Head to just about any grassroots drag meet in America and you are almost guaranteed to see a Chevrolet Nova. Usually several of them, and sometimes dozens.
It might be just the most commonly drag raced car in the country. What the 240SX is to drifters, the Nova is to amateur drag racers.
And for good reason. Novas are light, relatively cheap, and can take a variety of V8 engines. But I think it’s because of their popularity that I usually overlook them. I’ve got nothing against Novas; it can just be hard to stand out in a crowded field. But at the recent Eagle Field drags there was one example that caught my eye in a big way.
This first generation Chevy II/Nova known as Attitude Adjustment was part of the contingent of racers that came to Eagle Field from the Pacific Northwest, and like the other Northwest cars was overflowing with vintage style.
It’s got all the gasser necessities, including a straight axle conversion up front with narrow ET mags and wide five-spokes in the rear with Mickey Thompson rubber.
Finished in white with a silver and gold metalflake roof treatment, it had just the right amount of hot rod style without going too far over the top.
Power comes from a simple small block Chevy setup with some gnarly looking headers.
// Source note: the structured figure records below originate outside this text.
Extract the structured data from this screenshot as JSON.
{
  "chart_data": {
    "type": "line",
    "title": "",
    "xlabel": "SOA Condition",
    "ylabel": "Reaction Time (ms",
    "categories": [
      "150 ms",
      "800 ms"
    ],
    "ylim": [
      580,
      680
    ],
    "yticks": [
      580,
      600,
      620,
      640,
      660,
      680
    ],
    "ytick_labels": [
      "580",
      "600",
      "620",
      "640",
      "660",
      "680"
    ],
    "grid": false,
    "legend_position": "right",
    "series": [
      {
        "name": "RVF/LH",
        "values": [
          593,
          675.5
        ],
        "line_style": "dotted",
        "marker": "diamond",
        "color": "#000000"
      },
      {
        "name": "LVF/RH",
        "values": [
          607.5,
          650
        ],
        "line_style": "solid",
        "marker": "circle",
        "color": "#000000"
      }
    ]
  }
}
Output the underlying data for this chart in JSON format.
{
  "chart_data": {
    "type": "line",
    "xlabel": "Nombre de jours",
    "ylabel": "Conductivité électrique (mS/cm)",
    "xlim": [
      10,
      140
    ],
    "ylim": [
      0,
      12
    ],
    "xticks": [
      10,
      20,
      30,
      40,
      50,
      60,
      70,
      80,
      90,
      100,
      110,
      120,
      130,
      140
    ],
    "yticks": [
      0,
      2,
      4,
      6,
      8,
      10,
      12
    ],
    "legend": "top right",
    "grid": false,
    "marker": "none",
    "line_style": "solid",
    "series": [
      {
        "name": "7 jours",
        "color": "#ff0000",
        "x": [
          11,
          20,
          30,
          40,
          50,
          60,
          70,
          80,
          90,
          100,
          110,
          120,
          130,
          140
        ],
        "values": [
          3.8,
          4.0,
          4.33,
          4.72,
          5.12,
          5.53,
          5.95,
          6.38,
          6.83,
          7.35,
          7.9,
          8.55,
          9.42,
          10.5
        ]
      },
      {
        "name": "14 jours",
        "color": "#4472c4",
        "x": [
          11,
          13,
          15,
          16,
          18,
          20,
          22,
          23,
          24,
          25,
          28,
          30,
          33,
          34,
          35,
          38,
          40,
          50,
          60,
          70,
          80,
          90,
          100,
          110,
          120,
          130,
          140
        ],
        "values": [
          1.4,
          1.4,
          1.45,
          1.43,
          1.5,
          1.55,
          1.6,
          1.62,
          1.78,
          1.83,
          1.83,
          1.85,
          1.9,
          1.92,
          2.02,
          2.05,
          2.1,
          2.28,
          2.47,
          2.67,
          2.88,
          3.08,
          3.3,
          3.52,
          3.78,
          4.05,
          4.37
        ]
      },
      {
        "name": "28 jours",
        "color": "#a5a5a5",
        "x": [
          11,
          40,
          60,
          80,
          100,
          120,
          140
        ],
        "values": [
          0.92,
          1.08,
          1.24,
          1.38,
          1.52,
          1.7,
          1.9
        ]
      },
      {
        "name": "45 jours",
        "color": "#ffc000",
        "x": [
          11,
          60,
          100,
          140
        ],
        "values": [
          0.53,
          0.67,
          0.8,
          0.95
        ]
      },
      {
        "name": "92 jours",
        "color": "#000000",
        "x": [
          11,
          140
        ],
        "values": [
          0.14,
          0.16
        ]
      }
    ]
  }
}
It wasn’t the fastest Nova at the event, but it more than held its own down the airstrip, and looked damn cool while doing it.
The interior is simple and to the point, with a few retro-styled parts like the Mooneyes metalflake steering wheel to complement the Moon tank that’s mounted in the front grille. And don’t forget that patriotic racing helmet.
It’s not easy to make a Nova stand out at a drag race event, but this one does exactly that. All you need is a little bit of old school gasser magic.